Hacker News new | ask | show | jobs
by bogomipz 3391 days ago
Thanks, right, the idea to is to only recurse down one side on each pass right? This is the (sub)family of "selection" algorithms?

This is interesting I had not heard of introselect before, I will have to read up on this.

1 comments

Yup, exactly. It's a fun area that gets even more interesting when you look at distributed systems, where every node only stores a small portion of the overall data and you want to keep communication volume low.
>"It's a fun area that gets even more interesting when you look at distributed systems"

Can you elaborate a little bit, specifically how selection algorithms help reduce "chatter" in distributed systems? I am not familiar with this and this sounds like an interesting context.

I have heard of Merkle Trees for similar but that's obviously hashing and not selection algorithms, or is there some connection I am not making?
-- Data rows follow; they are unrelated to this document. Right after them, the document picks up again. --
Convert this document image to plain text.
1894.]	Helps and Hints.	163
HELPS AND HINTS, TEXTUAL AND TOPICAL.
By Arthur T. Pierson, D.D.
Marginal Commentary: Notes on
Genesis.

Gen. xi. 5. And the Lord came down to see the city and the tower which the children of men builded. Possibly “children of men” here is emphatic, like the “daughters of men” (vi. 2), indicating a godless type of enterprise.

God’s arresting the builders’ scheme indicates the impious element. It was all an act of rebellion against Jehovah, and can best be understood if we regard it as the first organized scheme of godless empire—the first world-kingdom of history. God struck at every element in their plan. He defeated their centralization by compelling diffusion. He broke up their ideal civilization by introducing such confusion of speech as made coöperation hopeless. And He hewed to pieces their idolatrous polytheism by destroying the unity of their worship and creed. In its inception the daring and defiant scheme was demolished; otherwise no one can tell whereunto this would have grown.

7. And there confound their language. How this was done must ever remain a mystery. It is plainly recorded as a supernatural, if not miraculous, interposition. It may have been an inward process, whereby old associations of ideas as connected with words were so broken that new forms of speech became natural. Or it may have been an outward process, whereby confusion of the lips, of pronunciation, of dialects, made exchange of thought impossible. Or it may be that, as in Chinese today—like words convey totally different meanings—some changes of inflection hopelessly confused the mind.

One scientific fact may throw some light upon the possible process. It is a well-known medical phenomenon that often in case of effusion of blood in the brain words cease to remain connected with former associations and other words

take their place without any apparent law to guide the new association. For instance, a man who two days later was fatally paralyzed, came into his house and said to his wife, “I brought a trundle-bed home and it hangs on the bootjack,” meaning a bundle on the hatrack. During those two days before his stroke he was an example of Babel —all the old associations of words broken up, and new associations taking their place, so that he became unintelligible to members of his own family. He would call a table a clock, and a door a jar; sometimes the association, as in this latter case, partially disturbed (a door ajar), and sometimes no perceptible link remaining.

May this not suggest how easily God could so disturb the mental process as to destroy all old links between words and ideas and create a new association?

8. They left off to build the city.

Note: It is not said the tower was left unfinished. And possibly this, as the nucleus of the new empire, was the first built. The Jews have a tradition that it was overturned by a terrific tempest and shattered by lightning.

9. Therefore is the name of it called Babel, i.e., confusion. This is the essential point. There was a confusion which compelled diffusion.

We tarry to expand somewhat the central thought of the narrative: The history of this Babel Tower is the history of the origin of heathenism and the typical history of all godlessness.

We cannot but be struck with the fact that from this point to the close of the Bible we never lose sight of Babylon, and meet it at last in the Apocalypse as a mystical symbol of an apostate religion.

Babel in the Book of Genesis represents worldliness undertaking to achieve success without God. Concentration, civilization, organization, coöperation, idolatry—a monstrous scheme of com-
Well if you'd like to select the k-th biggest element from a distributed array it's impractical - if not impossible - to send everything to one machine so another approach is needed. A fairly simple algorithm would select a pivot randomly on a random node and broadcast it to all other nodes. Each node then does the partitioning locally and counts partition sizes. Now you do a sum all-reduction on the sizes to decide which side you need to recurse on. This takes logarithmically many rounds in expectation just like the sequential algorithm, but it could result in very unbalanced work if the data isn't distributed randomly. It also has even more trouble if the pivot selection is bad because of the communication overhead. There are various techniques to overcome these challenges but it's a bit much to go into here.